1. Because our positions do not fit into either major camp (pro-abortion on demand, as the authors portray it, or making abortion illegal in almost all cases), we should use our Jewish voices to help others in our country realize that the two political extremes are not the only way of framing the issue. Certainly not reinforce the dichotomy of religious vs. godless or radical, as the authors do. We Jews are religious and we see the issue of abortion differently from either camp.

2. The other issue, as many Jews see it, is not whether we Jews support abortion on demand for any and every possible reason, but whether or not the political and legal climate permits or criminalizes those people who are following Jewish law and tradition. Just as the Jewish community has rightly protested laws that make Jewish ritual slaughter (shechita) or ritual circumcision (brit milah) illegal in various European countries, we ought to protest just as stridently when elements in our own country make it illegal to follow a ruling of the Rambam or the Shulchan Aruch. According to the Talmud and Jewish law codes, a fetus is not considered a baby or a “separate individual” until it has emerged at least halfway from the birth canal.

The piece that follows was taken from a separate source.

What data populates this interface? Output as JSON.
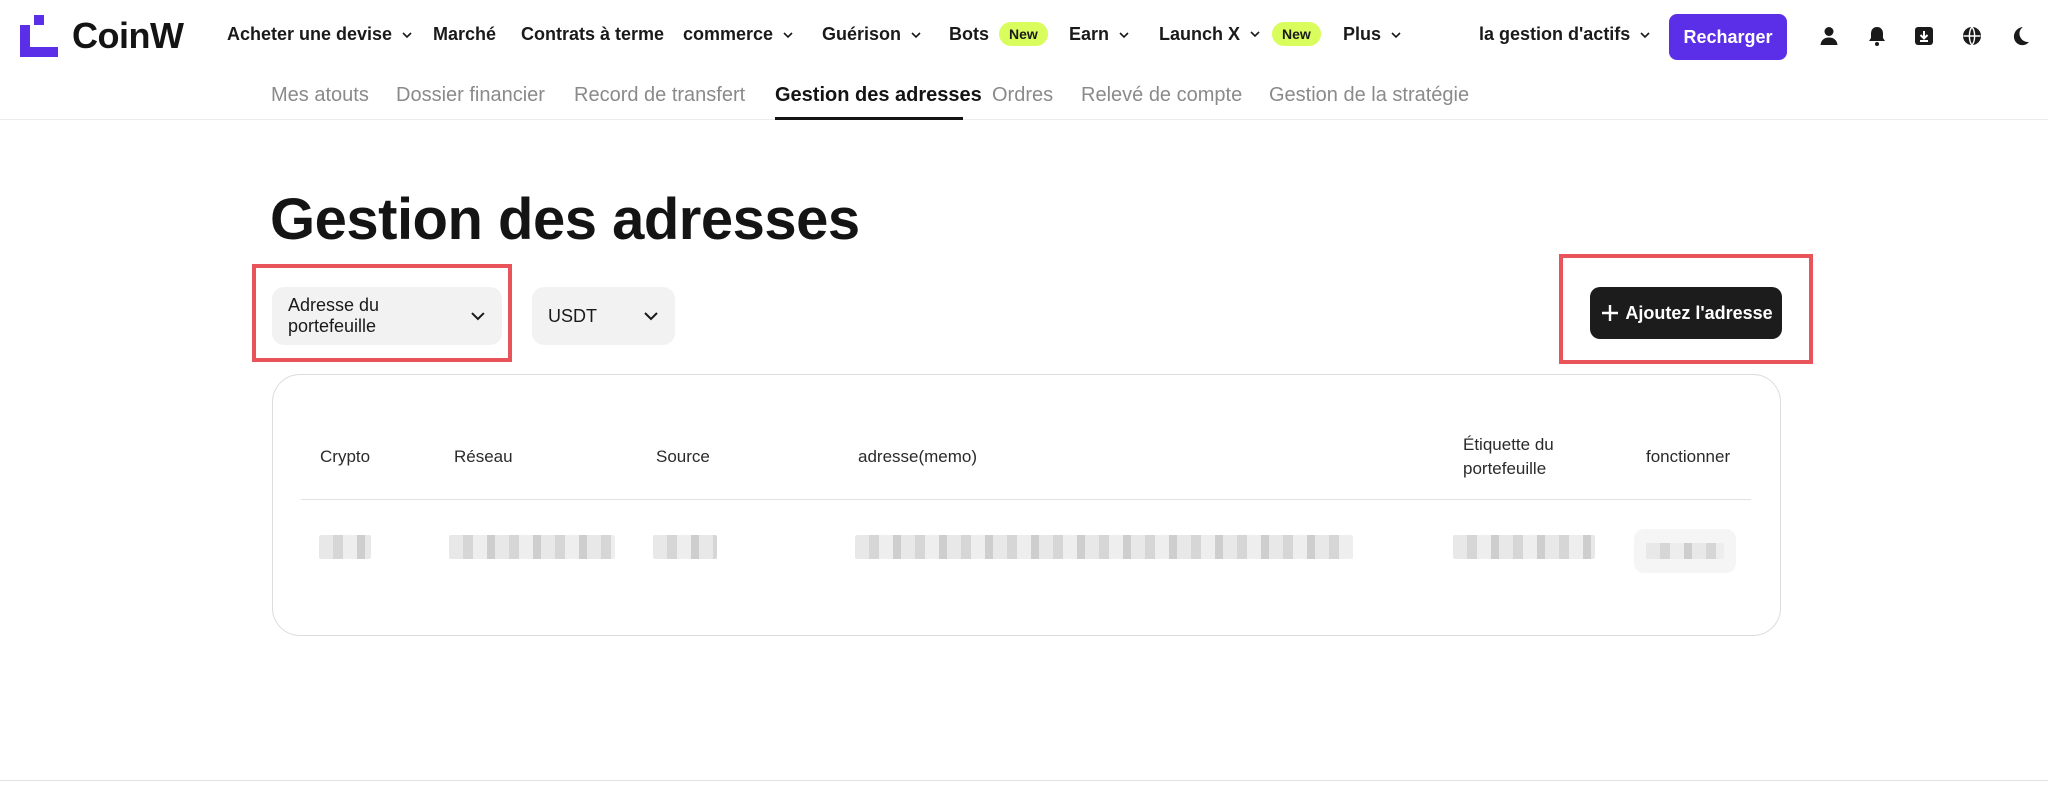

The fetus is “a limb of its mother” in halacha, and should not be amputated callously; but on the other hand, there is stronger agreement than in most other areas of halacha that the mother’s life and health take precedence. To my mind, this indicates supporting the pro-choice camp in the debates, the side that now is the law of the land. It does not require anybody to have an abortion, but instead it allows the individual — the woman — to make the decision, consulting whomever she wants about whether or not to terminate her pregnancy.

If Roe is overturned, it seems abundantly clear that in more than a dozen states, the procedure will be outlawed. The decision regarding a nascent human life will be in the hands of a region’s legislature or its courts. The woman’s religious sensibilities and requirements will not be taken into consideration.

Whatever a person’s thoughts on the way to achieve a societal stance on abortions that is both ethical and sensitive to minority religious requirements, that person should not — as Rabbi Rocklin and Mr. Slugh do — reduce his or her bnei plugta — the disputants — to straw-man arguments. The subject matter is too important to pretend that religiosity and virtue are only on one side, when at least some of the people fighting to preserve legal access to this medical procedure are just as concerned with right and truth as they are.

David Bockman, the rabbi of Congregation Beth Shalom in Pompton Lakes, is a former president of the New Jersey Rabbinical Assembly region.